The UK is home to a longstanding, world-leading and historically stable insurance market. This has enabled the transfer of much uncertainty away from the public balance sheet and into the private sector. Long may that continue. Private insurance should remain the first line of defence against risk and the engine of economic recovery.

There is, however, a structural gap. Insurers—aside from a patchwork of reactive, ad hoc interventions—are left to absorb and manage extreme scenarios without a true underwriter of last resort.

This stands in contrast to the banking sector. By historical evolution, the Bank of England—and its central bank counterparts—provides a systemic backstop to the highly commercial and capital-fluid banking system. It also by definition does so for the State. It can influence the money supply and the base rate of return, thereby managing capital, market risk, and ultimately inflation.

Inflation is an existential threat to the value of capital. Risk is the existential threat to the value of enterprise—and therefore to growth. Yet, unlike inflation, risk is not captured in a single, universally understood metric.
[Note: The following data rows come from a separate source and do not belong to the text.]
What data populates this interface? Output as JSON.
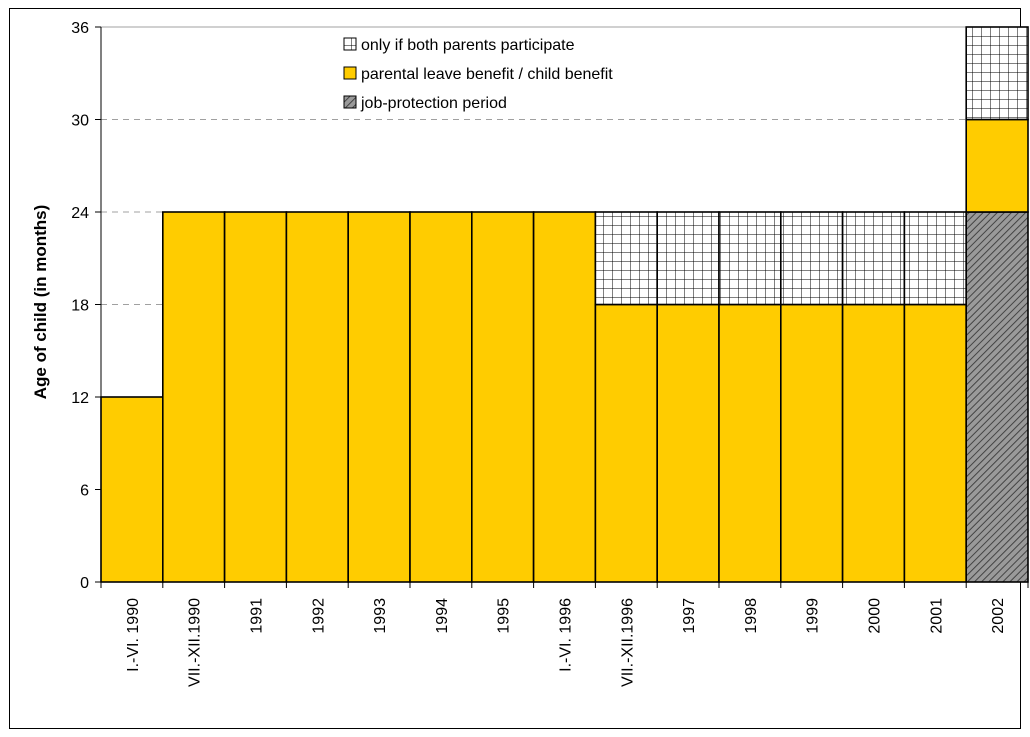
{
  "chart_data": {
    "type": "bar",
    "ylabel": "Age of child (in months)",
    "xlabel": "",
    "ylim": [
      0,
      36
    ],
    "yticks": [
      0,
      6,
      12,
      18,
      24,
      30,
      36
    ],
    "categories": [
      "I.-VI. 1990",
      "VII.-XII.1990",
      "1991",
      "1992",
      "1993",
      "1994",
      "1995",
      "I.-VI. 1996",
      "VII.-XII.1996",
      "1997",
      "1998",
      "1999",
      "2000",
      "2001",
      "2002"
    ],
    "series": [
      {
        "name": "job-protection period",
        "pattern": "diagonal-hatch",
        "values": [
          0,
          0,
          0,
          0,
          0,
          0,
          0,
          0,
          0,
          0,
          0,
          0,
          0,
          0,
          24
        ]
      },
      {
        "name": "parental leave benefit / child benefit",
        "color": "#ffcc00",
        "values": [
          12,
          24,
          24,
          24,
          24,
          24,
          24,
          24,
          18,
          18,
          18,
          18,
          18,
          18,
          6
        ]
      },
      {
        "name": "only if both parents participate",
        "pattern": "grid",
        "values": [
          0,
          0,
          0,
          0,
          0,
          0,
          0,
          0,
          6,
          6,
          6,
          6,
          6,
          6,
          6
        ]
      }
    ],
    "legend": {
      "placement": "top-center",
      "order": [
        "only if both parents participate",
        "parental leave benefit / child benefit",
        "job-protection period"
      ]
    },
    "grid": "dashed horizontal, partial"
  }
}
It is diffuse, often intangible, and frequently underestimated—until it materialises.

Attempting to manage risk and the costs of it with the same instruments we have built to manage the economics of the human condition is flawed.

A risk-focused counterpart to the Bank of England does not yet exist. In the face of generational threats and an increasingly complex, globalised risk landscape, the time has come for His Majesty’s Government to establish an Insurer of State.